Moderated by Stacey Victor, this webinar brings together experts Dr. Heather Byer, Dr. Laura Strittmatter, and Noah Horn to discuss key aspects of viral safety testing in biologics. The session centers on unprocessed bulk testing, regulatory updates, and best practices to ensure product safety.

Viral safety relies on three pillars: prevention, detection, and removal. Prevention involves testing raw materials and cell lines to avoid contamination. Detection uses orthogonal methods—such as in vitro and in vivo assays, PCR panels, and electron microscopy—to identify adventitious agents including viruses, bacteria, fungi, and mycoplasma. Removal is addressed through viral clearance studies during downstream processing.

A major focus is unprocessed bulk testing, which targets material directly from the bioreactor before purification. Regulatory guidelines, including updated ICH Q5A, support minimal sample processing to enhance detection sensitivity. Early detection at this stage is crucial to prevent cross-contamination of downstream systems.

Audience polling highlighted common challenges: long turnaround times, product-specific assay interference, and high costs.

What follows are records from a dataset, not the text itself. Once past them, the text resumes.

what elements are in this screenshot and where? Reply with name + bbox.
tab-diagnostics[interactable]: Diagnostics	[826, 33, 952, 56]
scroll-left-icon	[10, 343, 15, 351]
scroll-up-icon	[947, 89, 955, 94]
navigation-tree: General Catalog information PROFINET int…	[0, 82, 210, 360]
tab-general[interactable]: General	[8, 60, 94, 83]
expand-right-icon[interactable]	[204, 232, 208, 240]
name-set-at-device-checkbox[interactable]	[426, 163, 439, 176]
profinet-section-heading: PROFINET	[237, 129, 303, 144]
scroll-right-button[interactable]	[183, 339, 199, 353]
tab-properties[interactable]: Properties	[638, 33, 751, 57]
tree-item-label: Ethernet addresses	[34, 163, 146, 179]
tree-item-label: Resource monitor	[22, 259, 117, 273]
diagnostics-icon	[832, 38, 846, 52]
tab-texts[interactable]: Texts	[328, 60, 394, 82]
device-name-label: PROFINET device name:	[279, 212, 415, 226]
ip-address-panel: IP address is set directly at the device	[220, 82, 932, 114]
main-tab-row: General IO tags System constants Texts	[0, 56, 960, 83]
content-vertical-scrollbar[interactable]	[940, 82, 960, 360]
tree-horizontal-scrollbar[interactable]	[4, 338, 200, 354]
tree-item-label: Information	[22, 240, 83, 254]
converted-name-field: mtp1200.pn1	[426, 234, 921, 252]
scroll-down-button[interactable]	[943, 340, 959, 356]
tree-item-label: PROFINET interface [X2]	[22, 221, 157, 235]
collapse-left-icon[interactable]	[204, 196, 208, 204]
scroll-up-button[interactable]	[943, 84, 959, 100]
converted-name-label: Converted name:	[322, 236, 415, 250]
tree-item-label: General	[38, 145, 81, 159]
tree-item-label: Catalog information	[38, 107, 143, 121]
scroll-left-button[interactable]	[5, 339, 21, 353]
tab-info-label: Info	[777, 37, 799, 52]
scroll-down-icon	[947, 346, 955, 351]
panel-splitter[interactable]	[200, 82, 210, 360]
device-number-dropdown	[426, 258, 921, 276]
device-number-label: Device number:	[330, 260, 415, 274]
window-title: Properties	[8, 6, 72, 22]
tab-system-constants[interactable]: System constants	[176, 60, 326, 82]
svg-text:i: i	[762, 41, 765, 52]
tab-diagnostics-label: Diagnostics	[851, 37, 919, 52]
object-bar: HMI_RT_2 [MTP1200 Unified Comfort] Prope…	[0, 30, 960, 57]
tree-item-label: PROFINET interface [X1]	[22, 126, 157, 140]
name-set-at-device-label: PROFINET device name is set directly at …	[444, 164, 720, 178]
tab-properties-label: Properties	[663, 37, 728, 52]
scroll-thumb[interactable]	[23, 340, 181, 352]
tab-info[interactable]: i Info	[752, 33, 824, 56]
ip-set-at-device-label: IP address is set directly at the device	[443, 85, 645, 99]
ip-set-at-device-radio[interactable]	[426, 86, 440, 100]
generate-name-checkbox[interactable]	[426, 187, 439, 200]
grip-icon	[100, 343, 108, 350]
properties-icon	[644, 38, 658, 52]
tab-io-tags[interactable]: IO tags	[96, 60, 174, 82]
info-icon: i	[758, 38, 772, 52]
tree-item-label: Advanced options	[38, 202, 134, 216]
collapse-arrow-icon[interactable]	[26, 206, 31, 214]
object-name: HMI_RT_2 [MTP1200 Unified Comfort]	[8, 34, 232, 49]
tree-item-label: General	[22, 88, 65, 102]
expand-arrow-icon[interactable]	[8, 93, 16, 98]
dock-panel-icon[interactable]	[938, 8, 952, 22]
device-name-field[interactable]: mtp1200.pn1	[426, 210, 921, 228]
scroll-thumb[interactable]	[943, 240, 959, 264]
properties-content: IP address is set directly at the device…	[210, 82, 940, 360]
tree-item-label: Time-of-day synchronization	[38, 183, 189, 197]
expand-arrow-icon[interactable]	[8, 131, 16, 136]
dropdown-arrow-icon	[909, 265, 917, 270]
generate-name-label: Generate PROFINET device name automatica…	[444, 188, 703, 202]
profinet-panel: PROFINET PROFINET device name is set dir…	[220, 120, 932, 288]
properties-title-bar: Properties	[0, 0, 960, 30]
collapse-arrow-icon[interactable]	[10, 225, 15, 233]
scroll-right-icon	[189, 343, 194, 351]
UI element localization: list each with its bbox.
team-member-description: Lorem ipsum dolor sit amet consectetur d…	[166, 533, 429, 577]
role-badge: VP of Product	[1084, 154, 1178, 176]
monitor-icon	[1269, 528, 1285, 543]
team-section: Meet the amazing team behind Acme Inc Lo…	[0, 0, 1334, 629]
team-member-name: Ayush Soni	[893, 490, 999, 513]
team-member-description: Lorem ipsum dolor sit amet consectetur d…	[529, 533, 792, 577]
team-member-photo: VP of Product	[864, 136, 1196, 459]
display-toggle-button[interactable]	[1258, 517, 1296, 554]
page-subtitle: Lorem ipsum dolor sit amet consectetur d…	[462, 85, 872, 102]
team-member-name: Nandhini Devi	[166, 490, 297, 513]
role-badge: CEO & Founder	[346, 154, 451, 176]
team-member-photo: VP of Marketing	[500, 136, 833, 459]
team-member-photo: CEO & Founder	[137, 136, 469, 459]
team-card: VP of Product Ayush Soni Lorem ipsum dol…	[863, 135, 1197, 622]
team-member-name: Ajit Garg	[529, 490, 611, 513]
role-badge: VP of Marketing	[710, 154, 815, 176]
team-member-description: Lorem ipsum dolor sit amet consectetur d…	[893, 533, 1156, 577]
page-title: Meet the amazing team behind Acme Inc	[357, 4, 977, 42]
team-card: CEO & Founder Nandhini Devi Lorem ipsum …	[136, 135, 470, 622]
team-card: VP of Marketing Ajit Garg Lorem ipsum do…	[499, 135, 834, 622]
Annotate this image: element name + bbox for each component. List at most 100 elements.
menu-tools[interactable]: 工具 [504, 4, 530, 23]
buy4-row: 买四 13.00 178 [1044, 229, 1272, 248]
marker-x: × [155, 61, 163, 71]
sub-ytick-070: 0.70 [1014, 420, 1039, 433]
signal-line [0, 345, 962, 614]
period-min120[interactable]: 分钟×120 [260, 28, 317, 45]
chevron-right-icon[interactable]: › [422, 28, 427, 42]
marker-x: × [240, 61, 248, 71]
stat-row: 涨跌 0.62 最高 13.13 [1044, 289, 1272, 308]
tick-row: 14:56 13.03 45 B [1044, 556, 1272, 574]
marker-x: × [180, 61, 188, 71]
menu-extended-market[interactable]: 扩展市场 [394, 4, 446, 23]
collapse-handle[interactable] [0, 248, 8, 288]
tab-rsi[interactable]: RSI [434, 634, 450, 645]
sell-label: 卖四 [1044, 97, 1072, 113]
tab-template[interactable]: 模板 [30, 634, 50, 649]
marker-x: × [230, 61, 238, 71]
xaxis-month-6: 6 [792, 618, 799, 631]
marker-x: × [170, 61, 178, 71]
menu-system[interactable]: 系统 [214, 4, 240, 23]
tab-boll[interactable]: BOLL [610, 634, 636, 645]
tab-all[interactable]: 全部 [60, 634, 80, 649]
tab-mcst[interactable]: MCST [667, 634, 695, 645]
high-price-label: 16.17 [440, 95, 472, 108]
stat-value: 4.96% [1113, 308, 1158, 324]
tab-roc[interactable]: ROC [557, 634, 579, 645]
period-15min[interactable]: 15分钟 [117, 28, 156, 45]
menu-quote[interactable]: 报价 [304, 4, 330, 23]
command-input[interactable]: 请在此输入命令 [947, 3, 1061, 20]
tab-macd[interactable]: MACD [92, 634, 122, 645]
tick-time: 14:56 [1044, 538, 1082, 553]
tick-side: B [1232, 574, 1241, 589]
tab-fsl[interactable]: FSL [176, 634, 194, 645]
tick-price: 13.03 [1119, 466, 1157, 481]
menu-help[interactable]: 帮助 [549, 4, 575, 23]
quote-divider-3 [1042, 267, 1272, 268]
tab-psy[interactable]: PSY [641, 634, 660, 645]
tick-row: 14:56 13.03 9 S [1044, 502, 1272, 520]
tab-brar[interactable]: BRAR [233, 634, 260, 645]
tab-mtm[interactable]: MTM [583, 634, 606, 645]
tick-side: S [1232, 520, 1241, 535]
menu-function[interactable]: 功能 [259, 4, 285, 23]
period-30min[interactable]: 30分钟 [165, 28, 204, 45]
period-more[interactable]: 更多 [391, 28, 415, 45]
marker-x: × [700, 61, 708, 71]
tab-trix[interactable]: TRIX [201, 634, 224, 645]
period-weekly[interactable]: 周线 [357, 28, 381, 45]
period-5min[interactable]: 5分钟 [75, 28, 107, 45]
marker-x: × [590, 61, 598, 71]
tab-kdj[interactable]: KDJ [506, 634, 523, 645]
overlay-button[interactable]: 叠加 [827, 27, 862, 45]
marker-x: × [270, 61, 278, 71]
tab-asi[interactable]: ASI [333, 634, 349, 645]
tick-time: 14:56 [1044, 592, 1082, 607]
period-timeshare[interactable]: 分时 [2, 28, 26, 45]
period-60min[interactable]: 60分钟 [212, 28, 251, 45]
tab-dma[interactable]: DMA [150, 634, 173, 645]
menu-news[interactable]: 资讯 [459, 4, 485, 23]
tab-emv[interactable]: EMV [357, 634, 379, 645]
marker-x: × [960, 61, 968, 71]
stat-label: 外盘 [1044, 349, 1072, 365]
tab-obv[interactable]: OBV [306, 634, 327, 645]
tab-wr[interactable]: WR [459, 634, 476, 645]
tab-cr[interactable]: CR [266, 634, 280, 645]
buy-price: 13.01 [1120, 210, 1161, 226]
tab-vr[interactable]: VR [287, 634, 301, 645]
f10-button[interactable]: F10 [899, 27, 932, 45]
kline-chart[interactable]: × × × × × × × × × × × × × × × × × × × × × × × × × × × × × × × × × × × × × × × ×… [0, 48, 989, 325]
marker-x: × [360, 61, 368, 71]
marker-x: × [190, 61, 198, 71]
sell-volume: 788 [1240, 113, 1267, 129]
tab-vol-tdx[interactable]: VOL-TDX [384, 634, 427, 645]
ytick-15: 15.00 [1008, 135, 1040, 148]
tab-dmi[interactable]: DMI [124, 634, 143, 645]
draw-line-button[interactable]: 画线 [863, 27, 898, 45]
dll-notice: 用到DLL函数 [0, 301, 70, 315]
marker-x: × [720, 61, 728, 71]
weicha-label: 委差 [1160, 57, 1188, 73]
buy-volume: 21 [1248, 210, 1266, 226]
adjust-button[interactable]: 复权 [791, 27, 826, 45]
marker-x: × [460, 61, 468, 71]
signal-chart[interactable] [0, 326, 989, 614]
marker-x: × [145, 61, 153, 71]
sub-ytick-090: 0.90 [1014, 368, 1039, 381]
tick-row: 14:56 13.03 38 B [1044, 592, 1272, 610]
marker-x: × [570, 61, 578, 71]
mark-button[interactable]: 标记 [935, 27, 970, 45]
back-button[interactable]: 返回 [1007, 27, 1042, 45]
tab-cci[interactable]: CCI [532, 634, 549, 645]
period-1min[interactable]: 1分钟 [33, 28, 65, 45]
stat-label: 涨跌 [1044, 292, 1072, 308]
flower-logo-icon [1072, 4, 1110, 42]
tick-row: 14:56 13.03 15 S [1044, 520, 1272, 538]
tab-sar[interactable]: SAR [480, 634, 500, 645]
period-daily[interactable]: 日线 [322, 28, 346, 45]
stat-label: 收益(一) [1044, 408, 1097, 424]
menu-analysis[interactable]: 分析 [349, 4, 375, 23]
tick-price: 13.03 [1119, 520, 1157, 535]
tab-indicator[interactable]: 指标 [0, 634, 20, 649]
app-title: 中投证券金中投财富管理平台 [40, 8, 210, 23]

Despite these, certain tests remain mandatory. Microbial testing (e.g., bioburden, sterility, and mycoplasma) is conducted on every lot, alongside adventitious agent testing. Additional assessments—like retrovirus testing, PCR for known agents, and electron microscopy for quantification—are performed based on risk.

In vitro viral screening assays use indicator cell lines selected for susceptibility to relevant viruses. These assays detect cytopathic effects and employ hemadsorption or hemagglutination tests, with large-volume formats and sample-specific interference testing recommended.

Overall, the webinar emphasizes a risk-based, layered approach to viral safety in biologic manufacturing.